Salimos de mi departamento y bajamos las escaleras. Daniel ya estaba ahí, puntual como siempre. Nos condujo hacia uno de los autos. Subimos los tres, en silencio.
—Al menos tengo a ustedes dos—, solté mirando hacia la nada, más para mí misma que para ellos.
—Oh, Valeria, claro que sí. Te hemos cuidado desde que eras una niña—, dijo Daniel. Giré la cabeza hacia la ventanilla, tratando de ignorar el nudo en el estómago.
Unos minutos después llegamos a una tienda de vestidos. Chic, cara y con ese aire de exclusividad que solo confirmaba lo fuera de lugar que me sentía. El chofer nos abrió la puerta, y Daniel cargó con mi bolso.
Al entrar, un aroma a lavanda nos envolvió. Una señora mayor, elegantemente vestida, se nos acercó con una sonrisa profesional, alisándose la chaqueta mientras nos observaba de pies a cabeza.
—¿En qué puedo ayudarles?—, preguntó.
—Buenas tardes—, contestó Camila con su mejor voz amable. —Valeria se casa en unos días y necesita elegir un vestido.
La mirada de la señora se clavó en mí, y sus ojos brillaron con algo parecido a la emoción.
—¡Oh, querida! ¿Una boda? Pues vamos a encontrar algo perfecto para ti—, exclamó.

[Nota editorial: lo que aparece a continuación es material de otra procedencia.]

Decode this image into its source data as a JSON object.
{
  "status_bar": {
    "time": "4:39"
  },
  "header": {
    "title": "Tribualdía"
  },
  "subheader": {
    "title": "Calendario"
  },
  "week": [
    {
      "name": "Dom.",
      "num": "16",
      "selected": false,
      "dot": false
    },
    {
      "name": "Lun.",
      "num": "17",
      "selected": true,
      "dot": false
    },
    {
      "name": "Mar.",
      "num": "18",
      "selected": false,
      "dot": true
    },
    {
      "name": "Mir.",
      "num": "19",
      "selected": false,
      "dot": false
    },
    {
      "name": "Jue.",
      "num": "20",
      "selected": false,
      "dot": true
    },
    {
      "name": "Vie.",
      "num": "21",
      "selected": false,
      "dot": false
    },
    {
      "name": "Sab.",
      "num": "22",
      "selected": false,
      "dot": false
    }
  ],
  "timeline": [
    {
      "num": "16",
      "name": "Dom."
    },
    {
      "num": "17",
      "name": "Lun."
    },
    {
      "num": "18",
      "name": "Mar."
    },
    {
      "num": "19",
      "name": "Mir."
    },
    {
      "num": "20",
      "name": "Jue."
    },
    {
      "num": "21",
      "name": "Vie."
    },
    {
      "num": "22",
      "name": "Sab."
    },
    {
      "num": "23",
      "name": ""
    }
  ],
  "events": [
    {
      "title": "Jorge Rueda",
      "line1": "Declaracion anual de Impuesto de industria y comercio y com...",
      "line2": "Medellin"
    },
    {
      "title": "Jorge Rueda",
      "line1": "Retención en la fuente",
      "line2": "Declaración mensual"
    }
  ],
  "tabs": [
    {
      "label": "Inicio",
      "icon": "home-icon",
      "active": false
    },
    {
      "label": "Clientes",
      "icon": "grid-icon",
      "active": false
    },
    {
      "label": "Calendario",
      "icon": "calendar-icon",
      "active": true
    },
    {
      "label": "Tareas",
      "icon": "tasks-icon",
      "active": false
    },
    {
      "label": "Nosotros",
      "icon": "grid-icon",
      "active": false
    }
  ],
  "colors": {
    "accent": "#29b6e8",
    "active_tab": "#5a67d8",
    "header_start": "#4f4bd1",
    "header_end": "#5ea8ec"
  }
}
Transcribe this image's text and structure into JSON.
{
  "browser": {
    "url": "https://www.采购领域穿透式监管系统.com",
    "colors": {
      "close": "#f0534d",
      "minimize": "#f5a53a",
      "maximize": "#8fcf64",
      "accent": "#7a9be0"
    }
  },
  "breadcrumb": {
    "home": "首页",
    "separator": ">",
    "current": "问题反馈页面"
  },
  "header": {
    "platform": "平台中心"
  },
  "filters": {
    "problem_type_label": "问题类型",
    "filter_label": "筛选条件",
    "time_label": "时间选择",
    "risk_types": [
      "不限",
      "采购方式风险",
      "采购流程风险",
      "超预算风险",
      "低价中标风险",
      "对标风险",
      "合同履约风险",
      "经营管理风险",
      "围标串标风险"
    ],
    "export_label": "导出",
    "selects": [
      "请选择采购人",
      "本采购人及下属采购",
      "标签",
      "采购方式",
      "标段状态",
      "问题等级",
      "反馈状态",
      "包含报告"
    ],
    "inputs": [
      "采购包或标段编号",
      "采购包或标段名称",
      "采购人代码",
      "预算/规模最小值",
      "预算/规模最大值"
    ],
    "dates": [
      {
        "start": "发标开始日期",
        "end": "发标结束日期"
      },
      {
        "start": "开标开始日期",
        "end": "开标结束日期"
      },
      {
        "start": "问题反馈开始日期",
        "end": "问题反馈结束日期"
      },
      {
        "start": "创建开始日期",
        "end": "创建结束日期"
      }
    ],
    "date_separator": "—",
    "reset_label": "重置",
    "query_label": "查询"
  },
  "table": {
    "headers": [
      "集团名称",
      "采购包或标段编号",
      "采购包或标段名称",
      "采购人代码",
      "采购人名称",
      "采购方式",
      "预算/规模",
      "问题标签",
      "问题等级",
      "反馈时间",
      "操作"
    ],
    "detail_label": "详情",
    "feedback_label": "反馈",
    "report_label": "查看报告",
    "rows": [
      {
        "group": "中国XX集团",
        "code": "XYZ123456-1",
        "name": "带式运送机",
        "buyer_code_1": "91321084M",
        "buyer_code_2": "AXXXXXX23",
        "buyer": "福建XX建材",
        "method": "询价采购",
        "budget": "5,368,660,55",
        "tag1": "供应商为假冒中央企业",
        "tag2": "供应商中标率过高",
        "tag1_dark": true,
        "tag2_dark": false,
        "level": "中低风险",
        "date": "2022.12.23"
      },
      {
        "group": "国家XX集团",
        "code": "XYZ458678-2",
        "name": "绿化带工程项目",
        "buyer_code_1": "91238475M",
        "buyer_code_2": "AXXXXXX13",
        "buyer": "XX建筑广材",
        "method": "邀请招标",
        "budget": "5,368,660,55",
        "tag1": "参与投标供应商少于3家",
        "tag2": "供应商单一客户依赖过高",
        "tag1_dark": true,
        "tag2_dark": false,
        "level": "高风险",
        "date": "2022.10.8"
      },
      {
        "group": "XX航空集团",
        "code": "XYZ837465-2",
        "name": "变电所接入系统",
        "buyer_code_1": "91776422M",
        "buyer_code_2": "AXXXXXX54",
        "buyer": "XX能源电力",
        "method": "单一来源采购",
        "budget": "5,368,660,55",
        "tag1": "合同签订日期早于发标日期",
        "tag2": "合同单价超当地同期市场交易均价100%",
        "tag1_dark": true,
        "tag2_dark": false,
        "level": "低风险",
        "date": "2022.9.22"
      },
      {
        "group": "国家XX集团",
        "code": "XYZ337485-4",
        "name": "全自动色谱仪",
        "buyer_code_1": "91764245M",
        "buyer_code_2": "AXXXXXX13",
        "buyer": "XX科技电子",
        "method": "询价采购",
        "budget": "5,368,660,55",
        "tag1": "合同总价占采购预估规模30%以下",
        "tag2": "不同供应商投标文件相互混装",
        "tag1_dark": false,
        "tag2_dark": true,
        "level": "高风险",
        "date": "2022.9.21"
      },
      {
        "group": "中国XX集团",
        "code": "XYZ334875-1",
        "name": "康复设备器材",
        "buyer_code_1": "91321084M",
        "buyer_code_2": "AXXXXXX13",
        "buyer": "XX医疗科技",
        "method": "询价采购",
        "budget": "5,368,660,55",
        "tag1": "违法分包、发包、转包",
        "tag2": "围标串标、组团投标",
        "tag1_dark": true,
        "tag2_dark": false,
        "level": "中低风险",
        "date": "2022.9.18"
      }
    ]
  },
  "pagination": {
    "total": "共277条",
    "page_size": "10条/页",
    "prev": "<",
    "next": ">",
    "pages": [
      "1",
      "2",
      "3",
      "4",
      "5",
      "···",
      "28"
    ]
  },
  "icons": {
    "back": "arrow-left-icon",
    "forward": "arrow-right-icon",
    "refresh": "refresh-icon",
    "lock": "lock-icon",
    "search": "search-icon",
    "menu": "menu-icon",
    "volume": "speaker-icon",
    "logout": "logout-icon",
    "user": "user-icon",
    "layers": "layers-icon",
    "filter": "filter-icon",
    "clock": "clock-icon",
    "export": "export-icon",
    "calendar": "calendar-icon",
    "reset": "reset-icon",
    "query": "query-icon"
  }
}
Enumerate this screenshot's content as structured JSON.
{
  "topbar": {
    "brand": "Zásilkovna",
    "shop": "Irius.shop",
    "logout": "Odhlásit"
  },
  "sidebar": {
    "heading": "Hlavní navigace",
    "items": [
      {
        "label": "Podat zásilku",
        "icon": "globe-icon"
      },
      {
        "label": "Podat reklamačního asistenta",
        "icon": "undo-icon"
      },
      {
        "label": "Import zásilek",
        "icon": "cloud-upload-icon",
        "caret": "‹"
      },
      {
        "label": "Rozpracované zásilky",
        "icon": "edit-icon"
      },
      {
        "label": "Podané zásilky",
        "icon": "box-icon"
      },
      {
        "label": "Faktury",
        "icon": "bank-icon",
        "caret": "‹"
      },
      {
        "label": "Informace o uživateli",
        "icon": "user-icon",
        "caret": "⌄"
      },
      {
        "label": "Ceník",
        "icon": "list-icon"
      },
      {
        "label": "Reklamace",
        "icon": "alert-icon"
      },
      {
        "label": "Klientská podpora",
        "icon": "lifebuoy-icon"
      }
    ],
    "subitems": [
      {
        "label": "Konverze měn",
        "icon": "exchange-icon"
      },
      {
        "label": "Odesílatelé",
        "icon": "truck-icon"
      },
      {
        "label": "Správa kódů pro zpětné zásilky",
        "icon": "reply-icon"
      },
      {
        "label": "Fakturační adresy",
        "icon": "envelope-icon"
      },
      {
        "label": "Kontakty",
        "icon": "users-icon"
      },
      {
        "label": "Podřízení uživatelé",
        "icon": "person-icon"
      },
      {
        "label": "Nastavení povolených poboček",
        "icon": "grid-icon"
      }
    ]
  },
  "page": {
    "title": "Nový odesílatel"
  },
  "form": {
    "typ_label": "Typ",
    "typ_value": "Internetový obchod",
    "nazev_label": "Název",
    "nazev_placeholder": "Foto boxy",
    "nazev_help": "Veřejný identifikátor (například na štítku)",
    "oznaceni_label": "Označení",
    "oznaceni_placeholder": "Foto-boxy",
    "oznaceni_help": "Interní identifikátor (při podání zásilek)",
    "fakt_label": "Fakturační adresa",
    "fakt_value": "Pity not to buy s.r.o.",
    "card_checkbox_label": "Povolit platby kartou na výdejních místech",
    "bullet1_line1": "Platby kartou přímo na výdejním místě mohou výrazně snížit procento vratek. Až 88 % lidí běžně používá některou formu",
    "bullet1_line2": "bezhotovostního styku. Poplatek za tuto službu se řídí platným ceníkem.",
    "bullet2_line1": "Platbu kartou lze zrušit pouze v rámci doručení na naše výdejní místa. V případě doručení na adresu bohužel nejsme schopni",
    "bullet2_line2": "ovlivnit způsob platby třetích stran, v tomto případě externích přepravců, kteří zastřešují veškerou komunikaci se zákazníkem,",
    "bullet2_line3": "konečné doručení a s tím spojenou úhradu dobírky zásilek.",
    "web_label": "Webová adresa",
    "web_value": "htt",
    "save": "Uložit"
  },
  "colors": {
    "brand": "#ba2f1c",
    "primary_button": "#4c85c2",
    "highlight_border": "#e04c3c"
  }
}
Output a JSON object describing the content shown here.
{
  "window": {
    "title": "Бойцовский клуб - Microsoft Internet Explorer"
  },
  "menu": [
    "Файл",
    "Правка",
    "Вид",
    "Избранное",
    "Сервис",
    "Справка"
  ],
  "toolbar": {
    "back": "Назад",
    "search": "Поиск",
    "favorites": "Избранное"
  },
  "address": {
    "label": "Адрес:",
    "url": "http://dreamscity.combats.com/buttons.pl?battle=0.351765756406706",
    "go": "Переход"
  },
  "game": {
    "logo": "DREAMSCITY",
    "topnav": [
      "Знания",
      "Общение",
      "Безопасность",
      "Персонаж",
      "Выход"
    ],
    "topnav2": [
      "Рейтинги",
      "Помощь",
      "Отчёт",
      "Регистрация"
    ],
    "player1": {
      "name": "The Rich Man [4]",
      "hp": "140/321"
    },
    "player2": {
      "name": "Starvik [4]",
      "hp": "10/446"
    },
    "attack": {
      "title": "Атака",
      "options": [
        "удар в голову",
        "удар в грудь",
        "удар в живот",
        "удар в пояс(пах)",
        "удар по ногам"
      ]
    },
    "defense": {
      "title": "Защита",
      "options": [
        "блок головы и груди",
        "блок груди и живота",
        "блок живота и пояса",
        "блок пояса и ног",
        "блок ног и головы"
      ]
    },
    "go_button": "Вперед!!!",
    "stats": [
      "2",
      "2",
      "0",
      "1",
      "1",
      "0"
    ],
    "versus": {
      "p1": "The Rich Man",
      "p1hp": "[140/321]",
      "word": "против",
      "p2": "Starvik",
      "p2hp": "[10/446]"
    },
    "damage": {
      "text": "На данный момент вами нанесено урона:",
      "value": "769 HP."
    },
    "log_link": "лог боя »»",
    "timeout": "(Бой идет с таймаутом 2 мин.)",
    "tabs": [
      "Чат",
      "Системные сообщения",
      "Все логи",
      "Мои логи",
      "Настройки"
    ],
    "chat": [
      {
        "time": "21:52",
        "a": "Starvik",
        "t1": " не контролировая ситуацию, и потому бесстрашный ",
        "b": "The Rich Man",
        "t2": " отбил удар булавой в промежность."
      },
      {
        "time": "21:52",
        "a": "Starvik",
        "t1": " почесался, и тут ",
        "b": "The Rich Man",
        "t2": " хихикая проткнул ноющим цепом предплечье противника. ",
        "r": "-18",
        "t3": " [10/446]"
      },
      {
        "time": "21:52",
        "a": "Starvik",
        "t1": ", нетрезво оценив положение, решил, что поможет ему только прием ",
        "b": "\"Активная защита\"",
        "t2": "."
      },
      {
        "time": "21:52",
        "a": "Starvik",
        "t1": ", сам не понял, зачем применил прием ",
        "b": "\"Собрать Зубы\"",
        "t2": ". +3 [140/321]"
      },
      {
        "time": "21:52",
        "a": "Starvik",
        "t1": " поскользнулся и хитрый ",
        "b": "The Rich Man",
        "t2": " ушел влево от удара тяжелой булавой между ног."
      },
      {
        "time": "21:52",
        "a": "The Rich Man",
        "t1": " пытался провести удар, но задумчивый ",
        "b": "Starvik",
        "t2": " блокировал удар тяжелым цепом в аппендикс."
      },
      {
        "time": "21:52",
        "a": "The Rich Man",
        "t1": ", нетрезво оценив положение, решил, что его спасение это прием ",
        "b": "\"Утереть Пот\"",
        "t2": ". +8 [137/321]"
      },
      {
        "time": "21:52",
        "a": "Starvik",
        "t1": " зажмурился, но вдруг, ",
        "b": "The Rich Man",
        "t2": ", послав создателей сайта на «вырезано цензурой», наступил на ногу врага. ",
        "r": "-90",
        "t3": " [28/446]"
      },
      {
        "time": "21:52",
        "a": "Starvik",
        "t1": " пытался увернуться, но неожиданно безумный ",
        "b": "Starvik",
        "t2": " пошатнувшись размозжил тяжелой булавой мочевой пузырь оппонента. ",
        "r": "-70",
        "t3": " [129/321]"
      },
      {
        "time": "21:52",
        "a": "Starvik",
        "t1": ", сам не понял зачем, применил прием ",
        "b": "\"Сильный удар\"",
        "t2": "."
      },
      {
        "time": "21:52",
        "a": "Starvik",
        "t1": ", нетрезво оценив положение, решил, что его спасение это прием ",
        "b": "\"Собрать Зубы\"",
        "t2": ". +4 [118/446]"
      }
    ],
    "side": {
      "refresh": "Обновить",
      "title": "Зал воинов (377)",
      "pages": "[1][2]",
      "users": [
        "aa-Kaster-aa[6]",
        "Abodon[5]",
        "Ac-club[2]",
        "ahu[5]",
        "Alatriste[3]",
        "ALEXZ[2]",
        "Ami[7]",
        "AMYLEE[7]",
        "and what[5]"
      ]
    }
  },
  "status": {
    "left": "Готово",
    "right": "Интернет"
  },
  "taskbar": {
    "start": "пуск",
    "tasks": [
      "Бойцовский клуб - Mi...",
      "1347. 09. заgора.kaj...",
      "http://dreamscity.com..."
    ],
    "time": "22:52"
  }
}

—Gracias—, respondí con una pequeña inclinación de cabeza, tratando de no sonar molesta.
—Adelante, date una vuelta—, dijo, indicándome la tienda con un gesto.
Mientras caminaba entre los vestidos, notaba a Camila y Daniel parados, casi como estatuas. Había diseños espectaculares, pero la mayoría no eran mi estilo. Algunos, incluso, me parecían horribles.
—¿Ya tienes algo en mente? ¿Algún diseño que te guste?—, preguntó la señora mientras me seguía con discreción.
—No… honestamente no—, respondí. Seguía mirando, aunque mi cabeza estaba en otra parte. Ethan. Por alguna razón, no podía sacarlo de mi mente. ¿Por qué rayos pensaba en él ahora? No debería importarme.
Pero bueno, me voy a casar con él.
Fue entonces cuando lo vi. Un vestido diferente a los demás. Algo en él me atrapó al instante. Caminé rápidamente hacia él.
El vestido era precioso. Simple, pero con un diseño elegante. No era exagerado, pero tenía ese algo que lo hacía especial. Una sonrisa involuntaria se formó en mis labios.
—¿Valeria?—, dijo Camila detrás de mí. Me giré hacia ella, emocionada.
—¡Este! ¡Este vestido!—, exclamé, casi gritando.
—Wow… sí que es hermoso—, respondió ella, entusiasmada.
—Es una obra maestra—, añadió la señora, apareciendo de la nada. —Es uno de mis favoritos también.
—Quiero llevármelo—, dije, todavía admirándolo.
—Bueno, pero ¿no prefieres probártelo primero?—, preguntó Camila.
—¿Probarlo?—, repetí, como si no fuera obvio. —Claro que sí.
Unos minutos después, salí del probador. Camila, Daniel y la señora me miraron, evaluándome con cuidado. Me paré frente al espejo y apenas me reconocí.
—Es muy bonito—, dijo Daniel.
—Sí, lo es—, admití mientras alisaba la tela con las manos. No quería admitirlo, pero me sentía bien, por primera vez en días.
—Nos lo llevamos—, sentencié.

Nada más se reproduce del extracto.